ChatGPT uses the general RLHF framework we described above, with a few modifications. In the first phase, the engineers performed “supervised fine-tuning” on a pre-trained GPT-3.5 model. They hired a group of human writers and asked them to write answers to a bunch of prompts. They used the dataset of prompt-answer pairs to finetune the LLM. OpenAI has reportedly spent a great sum on this data, which is partly why ChatGPT is superior to other similar LLMs.
In the second phase, they created their reward model based on the standard procedure, generating multiple answers to prompts and having them ranked by human annotators.
In the final phase, they used the proximal policy optimization (PPO) RL algorithm to train the main LLM. OpenAI does not provide further details on whether it freezes any parts of the model or how it makes sure the RL-trained model does not drift too much from the original distribution.
The limits of RLHF for language models
While a very efficient technique, RLHF also has several limitations. Human labor always becomes a bottleneck in machine learning pipelines. Manual labeling of data is slow and expensive, which is why unsupervised learning has always been a long-sought goal of machine learning researchers.
In some cases, you can get free labeling from the users of your ML systems. This is what the upvote/downvote buttons you see in ChatGPT and other similar LLM interfaces are for. Another technique is to obtain labeled data from online forums and social networks. For example, many Reddit posts are formed as questions and the best answers receive higher upvotes.
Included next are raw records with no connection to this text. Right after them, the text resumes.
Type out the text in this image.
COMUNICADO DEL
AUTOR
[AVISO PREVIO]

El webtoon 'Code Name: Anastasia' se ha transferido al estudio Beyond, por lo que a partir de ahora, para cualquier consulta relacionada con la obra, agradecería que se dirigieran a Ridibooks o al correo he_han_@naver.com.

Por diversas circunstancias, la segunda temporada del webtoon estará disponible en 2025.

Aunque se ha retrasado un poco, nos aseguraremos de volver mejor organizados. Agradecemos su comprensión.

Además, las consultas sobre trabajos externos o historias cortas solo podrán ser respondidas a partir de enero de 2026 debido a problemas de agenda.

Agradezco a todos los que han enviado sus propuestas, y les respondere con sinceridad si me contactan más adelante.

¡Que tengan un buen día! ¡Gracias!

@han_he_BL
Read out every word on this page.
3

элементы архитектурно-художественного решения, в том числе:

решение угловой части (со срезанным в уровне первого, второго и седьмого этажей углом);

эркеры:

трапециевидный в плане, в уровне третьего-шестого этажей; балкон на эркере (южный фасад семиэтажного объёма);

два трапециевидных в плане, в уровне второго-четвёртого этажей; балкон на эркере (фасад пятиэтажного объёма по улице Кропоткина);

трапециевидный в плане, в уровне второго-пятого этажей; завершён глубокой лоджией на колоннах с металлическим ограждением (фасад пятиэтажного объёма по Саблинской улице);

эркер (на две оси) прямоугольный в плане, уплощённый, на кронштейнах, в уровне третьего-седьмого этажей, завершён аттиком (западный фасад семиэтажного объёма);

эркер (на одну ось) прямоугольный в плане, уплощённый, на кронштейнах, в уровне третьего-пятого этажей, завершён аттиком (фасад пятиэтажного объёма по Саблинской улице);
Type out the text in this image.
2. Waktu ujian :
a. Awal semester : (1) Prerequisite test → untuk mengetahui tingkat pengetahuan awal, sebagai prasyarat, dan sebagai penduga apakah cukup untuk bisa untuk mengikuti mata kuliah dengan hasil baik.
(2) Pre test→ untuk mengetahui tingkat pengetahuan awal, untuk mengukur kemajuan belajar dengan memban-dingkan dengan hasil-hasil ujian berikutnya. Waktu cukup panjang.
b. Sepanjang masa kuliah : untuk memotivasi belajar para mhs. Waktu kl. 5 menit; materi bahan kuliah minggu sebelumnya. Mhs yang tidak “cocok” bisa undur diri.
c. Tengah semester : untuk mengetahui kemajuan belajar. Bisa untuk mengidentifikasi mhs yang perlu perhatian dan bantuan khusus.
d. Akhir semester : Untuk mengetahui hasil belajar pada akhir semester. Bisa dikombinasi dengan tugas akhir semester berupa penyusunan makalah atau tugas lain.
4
However, such datasets still need cleaning and revision, which is costly and slow. And there is no guarantee that the data you need is available in one online source.
Big tech companies and solidly financed labs such as OpenAI and DeepMind can afford to spend huge sums on creating special RLHF datasets. But smaller companies will have to rely on open-source datasets and web scraping techniques.
RLHF is also not a perfect solution. Human feedback can help steer LLMs away from generating harmful or erroneous results. But human preferences are not clear cut, and you can never create a reward model that conforms with the preferences and norms of all societies and social structures.
However, RLHF provides a framework for better-aligning LLMs with humans. So far, we’ve seen RLHF at work with general-purpose models such as ChatGPT. I think RLHF will become a very efficient technique for optimizing smaller LLMs for specific applications.